A man and a woman were detained Sunday morning in Nice, according to an official with the Paris prosecutor’s office, which oversees national terrorism investigations. The official provided no details on their identities, and said five people detained previously remain in custody. Neighbors told The Associated Press the attacker’s estranged wife was among them.
Investigators are hunting for possible accomplices to truck driver Mohamed Lahouaiej Bouhlel, a 31-year-old Tunisian who had lived in Nice for years. He was killed by police after ramming his truck through crowds on Nice’s famed seafront after a holiday fireworks display Thursday night.
Daesh has claimed responsibility for the attack, but it’s unclear whether Bouhlel had concrete links to the group. The IS said he was following their calls to target citizens of countries fighting the extremists.
Neighbors described the attacker as volatile, prone to drinking and womanizing and in the process of getting a divorce. His father, in Tunisia, said his son did not pray or fast for Ramadan, the holy month.
But French authorities believe that may have changed.
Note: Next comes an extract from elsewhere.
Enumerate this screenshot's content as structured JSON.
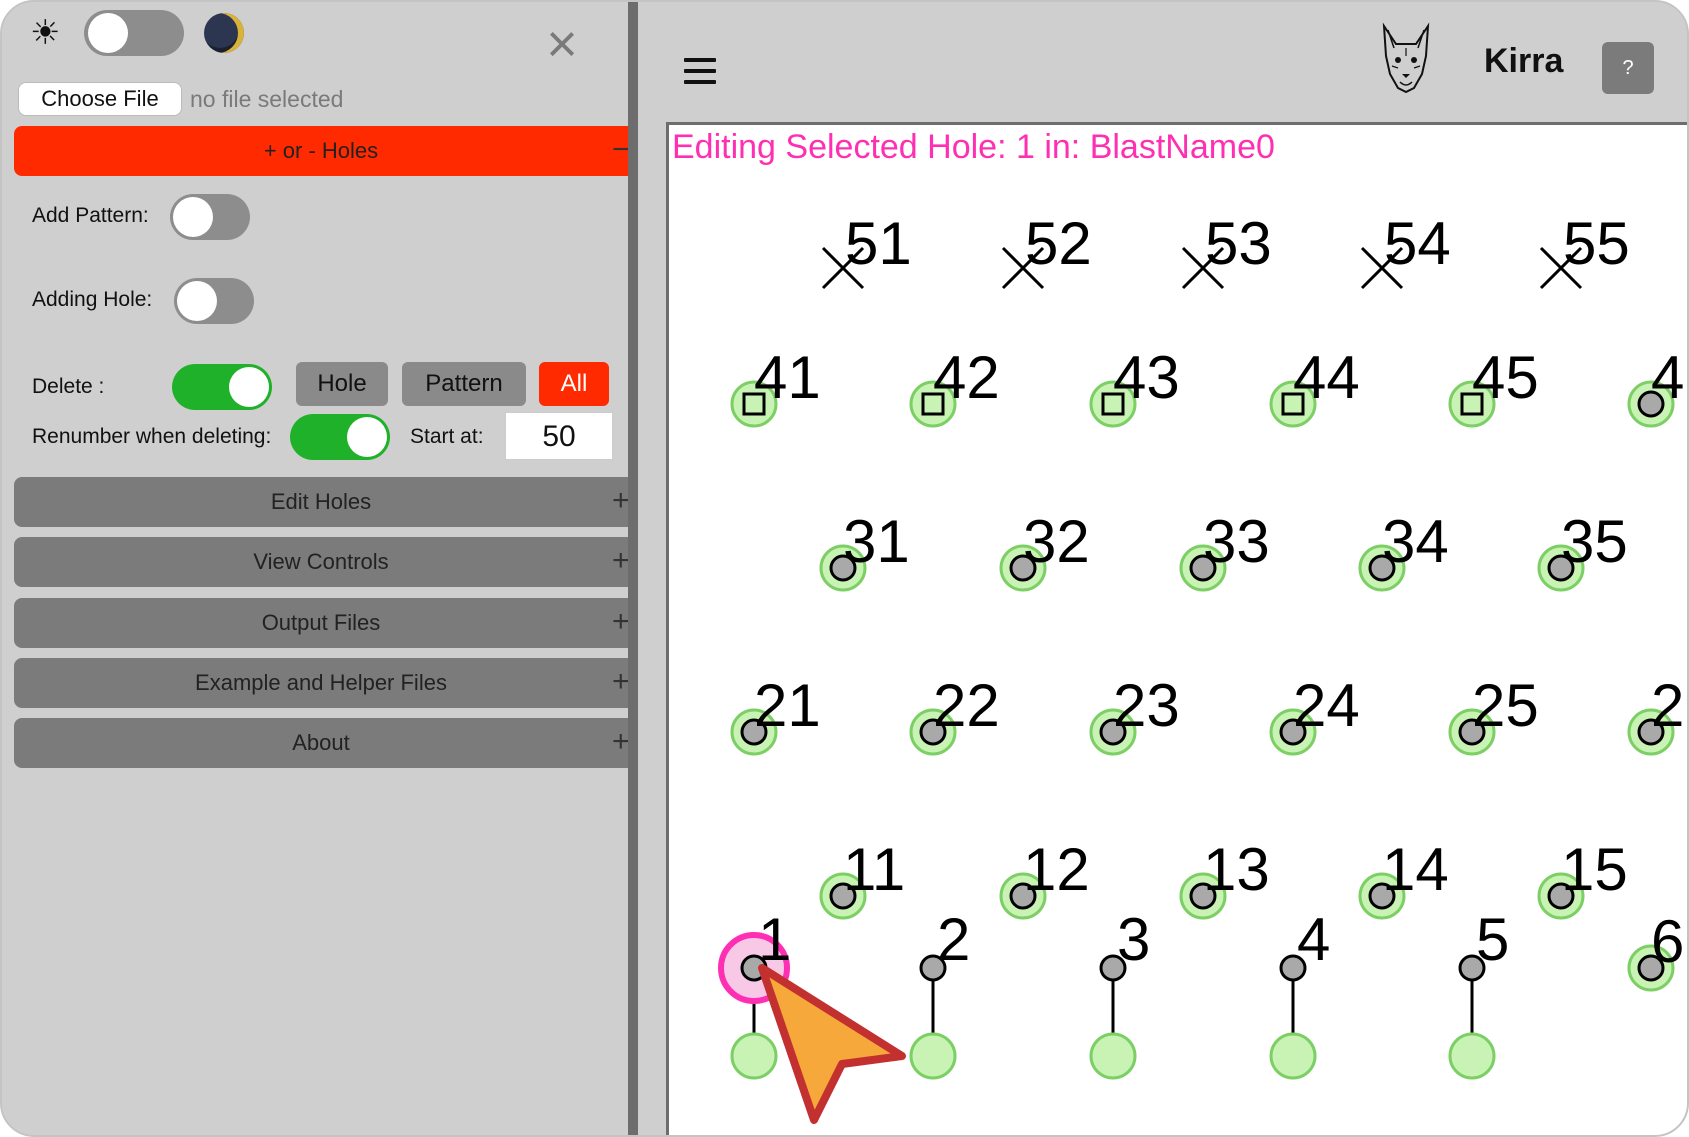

Prime Minister Manuel Valls told the Journal du dimanche newspaper that authorities “now know that the killer radicalized very quickly.”
“(IS) is encouraging individuals unknown to our services to stage attacks ... that is without a doubt the case in the Nice attack,” he said Sunday. A special church service was being held at a Nice cathedral Sunday in honor of the victims. Touraine, the health minister, urged any survivors to seek counselling offered by the government.
Nice’s famous Promenade des Anglais, the site of the slaughter, is gradually reopening and becoming a shrine to the dead. Memorials have been set up on the westbound lane of the road where victims were struck, some still identifiable by bloodstains.
Joggers, bikers and sunbathers on Sunday cruised down the pedestrian walkway along the glistening Mediterranean Sea, where well-wishers placed flowers, French flags, stuffed animals and candles.